Ce fut ainsi une erreur que de fermer l’ambassade de France en Syrie en 2012, pariant que le régime s’effondrerait bientôt. Or, ce pari a été perdant. Nous avons fermé la porte du dialogue à un acteur pourtant incontournable, seul à bénéficier de structures étatiques, et négligé le solide ancrage du régime de Bachar El-Assad auprès d’une partie importante de la population syrienne. Nous nous sommes privés d’une source de dialogue et de renseignements qui nous serait aujourd’hui précieuse, à la fois pour tenter de résoudre le conflit et pour lutter contre le terrorisme tout en bénéficiant de plus d’informations sur les djihadistes français qui opèrent en Syrie.

De même, en Afghanistan, le fait que le docteur Najbullah ait été un agent du KGB et le responsable des services de renseignement afghans pro-soviétiques n’aurait pas du nous
empêcher de traiter avec lui. En 2000 nous aurions du accepter de traiter avec le Mollah Omar, chef des Talibans, et de lui fournir l’aide alimentaire et humanitaire qu’il sollicitait (tout en octroyant une aide militaire à son adversaire Massoud dans le même temps, ce que nous n’avons pas fait non plus) en échange de la livraison de Ben Laden, de la protection des statues bouddhistes et de la lutte contre la culture de pavot.

En Libye, nous refusons d’appuyer le gouvernement de Tripoli, sous prétexte qu’il n’est pas reconnu comme légitime par la communauté international et parce qu’il est tenu en main par des islamistes.
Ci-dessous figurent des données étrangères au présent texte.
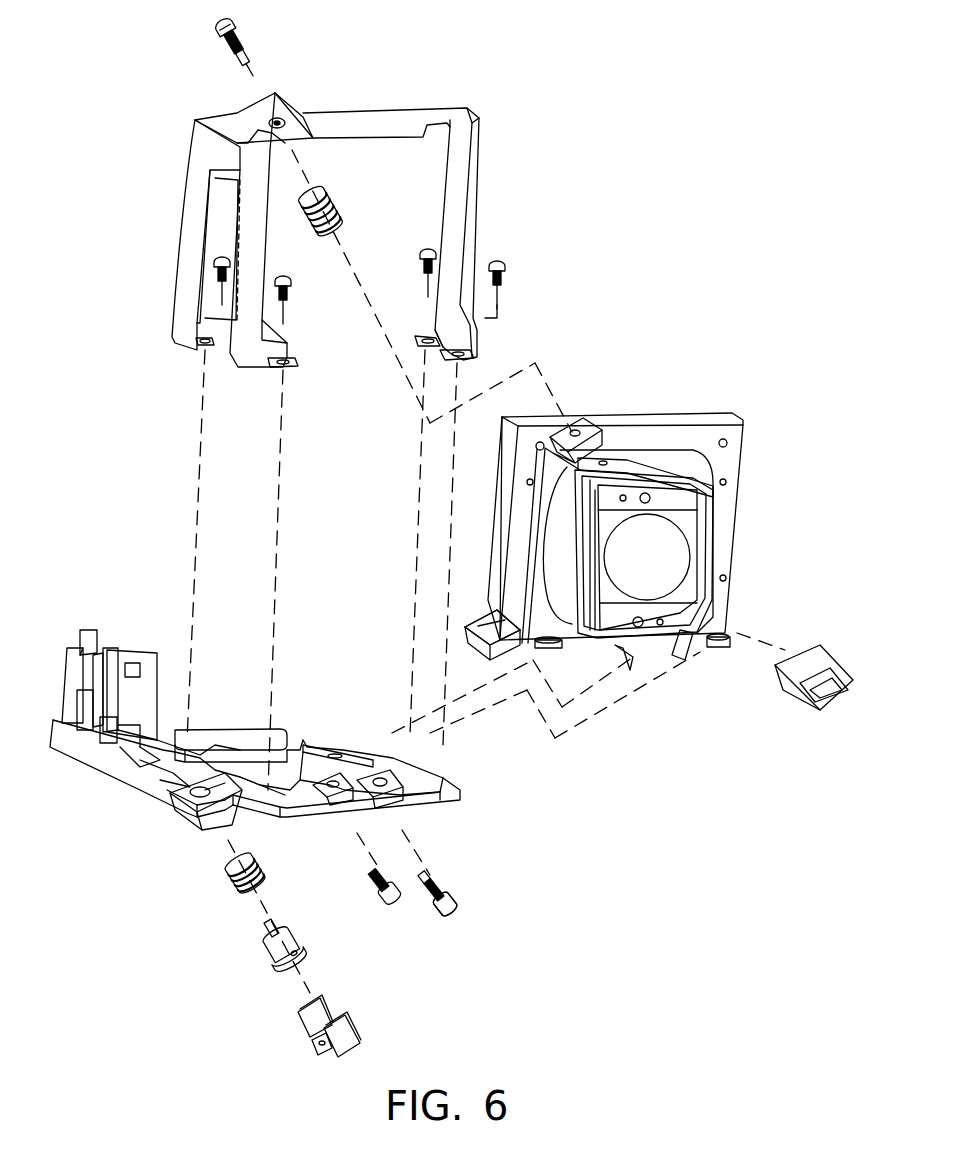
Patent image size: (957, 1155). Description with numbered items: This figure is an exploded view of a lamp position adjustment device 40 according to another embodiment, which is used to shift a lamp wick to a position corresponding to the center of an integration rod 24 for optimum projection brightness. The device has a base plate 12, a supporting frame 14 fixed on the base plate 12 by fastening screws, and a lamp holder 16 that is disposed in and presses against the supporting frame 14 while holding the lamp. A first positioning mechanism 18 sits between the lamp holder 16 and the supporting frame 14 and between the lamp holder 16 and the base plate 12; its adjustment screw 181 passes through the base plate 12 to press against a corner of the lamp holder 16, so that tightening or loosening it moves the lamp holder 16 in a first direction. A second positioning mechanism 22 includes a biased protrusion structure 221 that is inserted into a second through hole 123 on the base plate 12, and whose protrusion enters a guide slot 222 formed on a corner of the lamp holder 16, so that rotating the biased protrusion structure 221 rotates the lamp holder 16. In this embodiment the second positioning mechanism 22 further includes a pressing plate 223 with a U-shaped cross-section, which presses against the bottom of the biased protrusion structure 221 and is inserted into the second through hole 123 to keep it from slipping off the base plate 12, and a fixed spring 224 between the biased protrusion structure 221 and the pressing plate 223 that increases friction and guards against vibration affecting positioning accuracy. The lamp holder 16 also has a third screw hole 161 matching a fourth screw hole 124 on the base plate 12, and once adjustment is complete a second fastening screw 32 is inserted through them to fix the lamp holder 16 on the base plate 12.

The camera module assembly 40 is at (766, 178).
The supporting frame 14 is at (480, 107).
The lamp holder 16 is at (676, 408).
The third screw hole 161 is at (625, 650).
The base plate 12 is at (252, 720).
The fourth screw hole 124 is at (300, 745).
The second through hole 123 is at (215, 832).
The second positioning mechanism 22 is at (492, 627).
The guide slot 222 is at (490, 625).
The biased protrusion structure 221 is at (307, 952).
The pressing plate 223 is at (297, 1013).
The fixed spring 224 is at (228, 887).
The integration rod 24 is at (802, 692).
The second fastening screw 32 is at (378, 908).
The first positioning mechanism 18 is at (458, 898).
The adjustment screw 181 is at (445, 904).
Pourtant, nous avons besoin de l’aide d’un Gouvernement de Tripoli pour contrer les islamistes beaucoup plus radicaux de DAESH.

Au contraire, dialoguer sans préjugés a été le choix de Barack Obama à l’égard de l’Iran, ce qui a débouché sur l’Iran deal et permis à l’éviter l’obtention de l’arme atomique par l’Iran ainsi que de réintégrer dans le jeu diplomatique occidental cette importante puissance régionale, qui lutte avec les occidentaux contre DAESH.

Alors que les pétromonarchies sunnites du Golfe (Arabie Saoudite, Qatar, Emirats, Koweit) et l’Iran chiite sont opposés, il ne faut se couper d’aucun des deux camps. Au contraire, l’impératif est de dialoguer avec les deux camps et chercher à les rapprocher, quelles que soient la situation de la démocratie ou des Droits de l’Homme dans ces pays.

De même, si les accords d’Oslo ont pu être conclus, c’est parce que Rabin a accepté la dialogue avec Arafat, et ce en dépit des nombreuses actions violentes commises contre des civils israéliens sur l’ordre du leader de l’OLP.